2002-03-18 18:17:31

by Martin Dalecki

[permalink] [raw]
Subject: Re: Console output from IDE lockup

Adam J. Richter wrote:
> I don't know if this is helpful, but I was able to extract the
> console output from a machine got an IDE hang. I have not seen these
> messages previously, and they may have been output long before the IDE
> hang and be unrelated. However, they are the last thing in the console
> log:
>
> hda: timeout waiting for DMA
> hda: ide_dma_timeout: Lets do it again!stat = 0x58, dma_stat = 0x20
> hda: DMA disabled
> hda: ide_set_handler: handler not null; old=d8802258, new=d88008ac
> bug: kernel timer added twice at d8801f51.
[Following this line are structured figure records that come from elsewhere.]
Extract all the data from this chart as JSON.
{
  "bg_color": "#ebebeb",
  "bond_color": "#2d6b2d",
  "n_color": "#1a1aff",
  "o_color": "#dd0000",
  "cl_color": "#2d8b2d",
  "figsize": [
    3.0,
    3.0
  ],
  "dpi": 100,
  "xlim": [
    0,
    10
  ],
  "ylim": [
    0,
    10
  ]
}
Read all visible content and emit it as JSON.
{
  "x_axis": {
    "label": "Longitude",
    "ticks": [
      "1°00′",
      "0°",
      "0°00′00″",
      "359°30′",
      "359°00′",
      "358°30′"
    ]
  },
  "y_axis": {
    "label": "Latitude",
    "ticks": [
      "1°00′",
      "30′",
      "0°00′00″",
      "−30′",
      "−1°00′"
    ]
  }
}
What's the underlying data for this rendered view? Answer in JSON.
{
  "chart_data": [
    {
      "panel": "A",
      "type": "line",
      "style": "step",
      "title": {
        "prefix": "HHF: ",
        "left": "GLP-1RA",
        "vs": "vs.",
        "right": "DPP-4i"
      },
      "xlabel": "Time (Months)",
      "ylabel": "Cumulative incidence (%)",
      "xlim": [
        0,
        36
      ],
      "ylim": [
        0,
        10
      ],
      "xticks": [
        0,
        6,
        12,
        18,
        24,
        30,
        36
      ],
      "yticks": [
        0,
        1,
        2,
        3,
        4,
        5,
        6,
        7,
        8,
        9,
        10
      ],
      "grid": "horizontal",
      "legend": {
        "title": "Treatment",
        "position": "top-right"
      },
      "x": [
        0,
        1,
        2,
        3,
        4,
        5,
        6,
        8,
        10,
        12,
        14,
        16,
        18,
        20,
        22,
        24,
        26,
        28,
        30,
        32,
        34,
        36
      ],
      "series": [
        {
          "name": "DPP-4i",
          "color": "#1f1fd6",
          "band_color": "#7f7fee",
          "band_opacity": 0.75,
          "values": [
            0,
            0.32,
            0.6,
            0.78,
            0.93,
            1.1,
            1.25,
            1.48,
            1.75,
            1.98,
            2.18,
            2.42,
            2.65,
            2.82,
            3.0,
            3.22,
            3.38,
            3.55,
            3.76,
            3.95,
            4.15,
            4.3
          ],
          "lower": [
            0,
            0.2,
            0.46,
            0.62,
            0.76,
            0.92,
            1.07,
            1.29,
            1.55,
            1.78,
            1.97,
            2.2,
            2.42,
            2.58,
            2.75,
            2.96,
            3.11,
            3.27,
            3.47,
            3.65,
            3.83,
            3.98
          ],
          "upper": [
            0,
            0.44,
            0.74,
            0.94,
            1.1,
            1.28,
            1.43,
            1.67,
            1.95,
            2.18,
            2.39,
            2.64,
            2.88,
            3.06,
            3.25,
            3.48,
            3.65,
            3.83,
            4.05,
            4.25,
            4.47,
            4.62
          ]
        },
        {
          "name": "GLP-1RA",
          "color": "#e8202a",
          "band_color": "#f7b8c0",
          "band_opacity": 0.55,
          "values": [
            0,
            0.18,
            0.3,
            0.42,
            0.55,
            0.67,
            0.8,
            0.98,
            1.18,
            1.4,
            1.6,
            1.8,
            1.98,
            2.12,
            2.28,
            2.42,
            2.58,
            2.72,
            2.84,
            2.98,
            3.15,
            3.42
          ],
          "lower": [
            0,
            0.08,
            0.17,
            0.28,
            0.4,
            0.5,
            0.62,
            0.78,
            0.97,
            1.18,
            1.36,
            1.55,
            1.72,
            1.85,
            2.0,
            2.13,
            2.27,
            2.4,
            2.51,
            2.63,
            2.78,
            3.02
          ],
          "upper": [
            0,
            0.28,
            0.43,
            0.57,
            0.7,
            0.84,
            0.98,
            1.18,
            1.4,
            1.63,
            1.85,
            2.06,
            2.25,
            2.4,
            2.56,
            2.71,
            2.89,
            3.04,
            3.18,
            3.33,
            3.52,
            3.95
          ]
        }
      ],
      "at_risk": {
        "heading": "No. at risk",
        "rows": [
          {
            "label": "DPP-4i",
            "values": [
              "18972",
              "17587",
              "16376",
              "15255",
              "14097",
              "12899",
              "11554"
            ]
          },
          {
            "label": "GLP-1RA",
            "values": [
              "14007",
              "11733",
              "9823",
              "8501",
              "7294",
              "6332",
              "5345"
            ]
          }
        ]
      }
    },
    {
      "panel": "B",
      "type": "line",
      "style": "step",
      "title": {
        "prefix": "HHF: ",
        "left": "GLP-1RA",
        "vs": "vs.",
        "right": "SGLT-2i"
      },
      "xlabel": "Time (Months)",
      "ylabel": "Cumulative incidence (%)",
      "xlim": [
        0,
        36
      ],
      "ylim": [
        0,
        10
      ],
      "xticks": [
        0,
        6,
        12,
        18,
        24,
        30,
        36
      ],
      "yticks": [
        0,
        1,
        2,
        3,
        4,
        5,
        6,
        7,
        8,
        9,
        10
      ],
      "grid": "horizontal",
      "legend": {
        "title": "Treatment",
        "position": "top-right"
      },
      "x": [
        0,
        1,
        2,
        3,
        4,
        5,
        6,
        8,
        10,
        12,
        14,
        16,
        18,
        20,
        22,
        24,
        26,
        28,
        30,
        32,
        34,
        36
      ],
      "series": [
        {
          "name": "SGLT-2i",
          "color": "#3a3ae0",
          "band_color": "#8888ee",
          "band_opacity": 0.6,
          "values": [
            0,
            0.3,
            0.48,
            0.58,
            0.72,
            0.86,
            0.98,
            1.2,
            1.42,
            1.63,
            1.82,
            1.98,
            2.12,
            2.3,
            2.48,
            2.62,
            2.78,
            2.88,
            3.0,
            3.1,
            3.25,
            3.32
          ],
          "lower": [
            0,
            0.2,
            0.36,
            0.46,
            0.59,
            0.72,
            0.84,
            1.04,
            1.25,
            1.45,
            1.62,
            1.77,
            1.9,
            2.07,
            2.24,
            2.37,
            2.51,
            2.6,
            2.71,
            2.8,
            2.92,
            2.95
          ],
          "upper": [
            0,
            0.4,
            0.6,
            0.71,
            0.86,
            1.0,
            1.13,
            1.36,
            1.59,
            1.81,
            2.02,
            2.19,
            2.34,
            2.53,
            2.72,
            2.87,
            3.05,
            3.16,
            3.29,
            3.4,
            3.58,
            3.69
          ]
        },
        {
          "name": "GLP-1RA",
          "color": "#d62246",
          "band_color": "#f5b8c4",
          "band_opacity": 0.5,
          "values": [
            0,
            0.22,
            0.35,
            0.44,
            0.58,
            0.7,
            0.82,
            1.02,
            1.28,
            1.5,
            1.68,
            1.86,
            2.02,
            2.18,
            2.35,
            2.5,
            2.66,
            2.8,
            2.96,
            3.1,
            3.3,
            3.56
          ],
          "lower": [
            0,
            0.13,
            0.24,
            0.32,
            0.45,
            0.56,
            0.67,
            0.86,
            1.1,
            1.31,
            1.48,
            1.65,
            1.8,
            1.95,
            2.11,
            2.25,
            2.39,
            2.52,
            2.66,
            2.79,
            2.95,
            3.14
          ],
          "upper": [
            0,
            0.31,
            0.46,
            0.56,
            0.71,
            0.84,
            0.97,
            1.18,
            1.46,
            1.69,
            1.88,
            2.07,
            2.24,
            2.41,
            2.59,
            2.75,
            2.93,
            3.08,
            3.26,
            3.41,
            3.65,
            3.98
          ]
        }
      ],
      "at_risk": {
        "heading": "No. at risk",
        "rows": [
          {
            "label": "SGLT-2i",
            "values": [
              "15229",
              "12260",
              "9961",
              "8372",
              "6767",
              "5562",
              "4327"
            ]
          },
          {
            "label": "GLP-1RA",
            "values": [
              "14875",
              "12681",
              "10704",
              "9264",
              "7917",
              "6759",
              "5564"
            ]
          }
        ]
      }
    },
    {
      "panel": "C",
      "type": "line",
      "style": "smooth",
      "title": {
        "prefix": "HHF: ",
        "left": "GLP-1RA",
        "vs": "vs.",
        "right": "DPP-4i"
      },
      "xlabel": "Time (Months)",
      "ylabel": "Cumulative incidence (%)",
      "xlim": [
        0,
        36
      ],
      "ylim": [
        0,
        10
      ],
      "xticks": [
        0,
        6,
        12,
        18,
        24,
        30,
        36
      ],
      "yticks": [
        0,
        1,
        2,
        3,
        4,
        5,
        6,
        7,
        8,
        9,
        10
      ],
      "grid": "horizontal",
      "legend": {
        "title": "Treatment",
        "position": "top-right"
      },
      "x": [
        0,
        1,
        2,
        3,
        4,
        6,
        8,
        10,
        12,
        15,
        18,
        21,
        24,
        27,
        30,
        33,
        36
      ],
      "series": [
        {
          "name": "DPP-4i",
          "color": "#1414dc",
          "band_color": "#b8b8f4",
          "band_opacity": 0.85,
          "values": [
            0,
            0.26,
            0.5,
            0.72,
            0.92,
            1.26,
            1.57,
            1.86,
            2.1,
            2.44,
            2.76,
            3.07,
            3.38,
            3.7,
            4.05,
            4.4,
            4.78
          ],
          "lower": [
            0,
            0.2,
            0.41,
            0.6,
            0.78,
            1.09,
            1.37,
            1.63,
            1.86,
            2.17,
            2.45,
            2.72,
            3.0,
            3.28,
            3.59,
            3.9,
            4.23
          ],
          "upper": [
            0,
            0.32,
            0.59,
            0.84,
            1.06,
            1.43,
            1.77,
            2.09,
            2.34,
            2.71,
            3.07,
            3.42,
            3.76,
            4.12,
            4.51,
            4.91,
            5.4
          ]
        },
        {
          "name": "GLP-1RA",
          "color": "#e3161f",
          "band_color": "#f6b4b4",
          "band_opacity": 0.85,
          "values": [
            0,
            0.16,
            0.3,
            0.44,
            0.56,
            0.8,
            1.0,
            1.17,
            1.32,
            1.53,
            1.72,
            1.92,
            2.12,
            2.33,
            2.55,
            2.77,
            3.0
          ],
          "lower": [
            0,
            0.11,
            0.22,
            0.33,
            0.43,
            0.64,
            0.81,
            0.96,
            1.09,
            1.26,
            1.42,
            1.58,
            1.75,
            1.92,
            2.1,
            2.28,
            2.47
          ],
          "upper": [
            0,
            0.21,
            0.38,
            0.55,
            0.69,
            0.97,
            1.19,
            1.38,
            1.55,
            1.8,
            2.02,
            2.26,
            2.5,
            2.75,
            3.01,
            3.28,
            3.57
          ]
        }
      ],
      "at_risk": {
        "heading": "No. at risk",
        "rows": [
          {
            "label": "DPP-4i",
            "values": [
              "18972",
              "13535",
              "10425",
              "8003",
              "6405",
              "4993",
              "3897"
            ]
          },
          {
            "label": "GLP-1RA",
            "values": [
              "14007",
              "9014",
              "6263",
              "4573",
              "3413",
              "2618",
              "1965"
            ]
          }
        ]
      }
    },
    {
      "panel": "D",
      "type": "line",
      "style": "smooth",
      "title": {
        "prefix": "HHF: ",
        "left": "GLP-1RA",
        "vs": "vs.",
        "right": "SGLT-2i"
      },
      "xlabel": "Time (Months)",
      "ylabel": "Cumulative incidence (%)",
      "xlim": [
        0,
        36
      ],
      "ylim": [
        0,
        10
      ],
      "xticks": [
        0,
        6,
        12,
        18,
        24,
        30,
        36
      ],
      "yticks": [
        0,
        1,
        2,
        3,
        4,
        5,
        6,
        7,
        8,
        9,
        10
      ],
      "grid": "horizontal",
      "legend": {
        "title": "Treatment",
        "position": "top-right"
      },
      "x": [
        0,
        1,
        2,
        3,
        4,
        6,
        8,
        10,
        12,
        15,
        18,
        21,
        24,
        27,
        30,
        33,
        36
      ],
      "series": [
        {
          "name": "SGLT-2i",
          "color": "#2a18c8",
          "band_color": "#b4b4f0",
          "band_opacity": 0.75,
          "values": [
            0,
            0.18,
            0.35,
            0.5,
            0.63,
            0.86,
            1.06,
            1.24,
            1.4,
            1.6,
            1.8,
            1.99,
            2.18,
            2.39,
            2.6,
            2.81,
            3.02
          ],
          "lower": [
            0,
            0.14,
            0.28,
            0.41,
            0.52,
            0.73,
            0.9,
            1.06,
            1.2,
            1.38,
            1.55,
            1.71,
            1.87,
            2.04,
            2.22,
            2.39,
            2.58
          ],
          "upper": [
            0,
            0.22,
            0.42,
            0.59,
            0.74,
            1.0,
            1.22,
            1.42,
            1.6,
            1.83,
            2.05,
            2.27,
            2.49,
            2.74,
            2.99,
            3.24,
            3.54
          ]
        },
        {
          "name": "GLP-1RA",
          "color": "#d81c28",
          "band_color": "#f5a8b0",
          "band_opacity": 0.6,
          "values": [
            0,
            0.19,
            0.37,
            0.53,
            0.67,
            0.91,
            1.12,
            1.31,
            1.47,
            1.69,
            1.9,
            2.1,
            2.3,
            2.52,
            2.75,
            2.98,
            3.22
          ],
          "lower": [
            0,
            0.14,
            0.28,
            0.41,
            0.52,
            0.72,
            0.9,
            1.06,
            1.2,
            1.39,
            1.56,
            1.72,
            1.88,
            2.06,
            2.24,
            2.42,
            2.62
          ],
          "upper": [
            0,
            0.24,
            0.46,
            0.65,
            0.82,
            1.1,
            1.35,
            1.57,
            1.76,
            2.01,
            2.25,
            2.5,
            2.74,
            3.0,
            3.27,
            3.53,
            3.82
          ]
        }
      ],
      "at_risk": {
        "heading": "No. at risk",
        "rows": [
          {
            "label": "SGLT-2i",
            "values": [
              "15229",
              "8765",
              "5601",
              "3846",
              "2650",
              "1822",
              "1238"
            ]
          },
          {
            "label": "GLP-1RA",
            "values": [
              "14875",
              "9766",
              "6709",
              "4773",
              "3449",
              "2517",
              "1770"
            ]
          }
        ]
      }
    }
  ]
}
Ah this actually gives some insight!

It is showing us, that the problem is occurring in the
case where the drivers fall back from DMA mode to PIO
transfer mode.

Apparently it seems that in this case we don't recover properly
from the previous transfer.

But, since you mention that the lockup is very infrequent
and there are quite a lot of places in the IDE code, where
timeout values are directly compared by subtracting from
jiffies it could be that we have here just a simple case
of 32 bit timer overflow. (Assuming that you have a *very*
highly clocked CPU.)

Since unfortunately the code path involved here depends
upon the particular chipset you use:
ll {} \;
./include/linux/ide.h: ide_dma_lostirq, ide_dma_
timeout
./drivers/ide/icside.c: case ide_dma_timeout:
./drivers/ide/hpt366.c: case ide_dma_timeout:
./drivers/ide/hpt366.c: func = ide_dma_timeout;
./drivers/ide/hpt366.c: case ide_dma_timeout:
./drivers/ide/ide-dma.c: case ide_dma_timeout:
./drivers/ide/pdc202xx.c: case ide_dma_timeout:
./drivers/ide/aec62xx.c: case ide_dma_timeout:
./drivers/ide/ide.c:void ide_dma_timeout_retry(ide_drive_t *drive)
./drivers/ide/ide.c: hwif->dmaproc(ide_dma_timeout, drive);
./drivers/ide/ide.c: ide_dma_timeout_retry(dr
ive);
./drivers/ide/ide-features.c: case ide_dma_timeout: return("
ide_dma_timeout");
./drivers/ide/ide-pmac.c: case ide_dma_timeout:
[root@kozaczek linux]#

Could you have a look at the corresponding ide_dma_timeout
or ide_dma_lostirq usage places by just comparing whatever
there are some omissions in comparision of the different
implementations found there? (Four eyes may see more than
just two...) Thank you in advance.

I will just try to replace all the subtractions done
there by proper additive values at the places where the
ticks matter. This has to be done anywaym, since the macros
time_before and time_after are for serious reasons
out there ;-).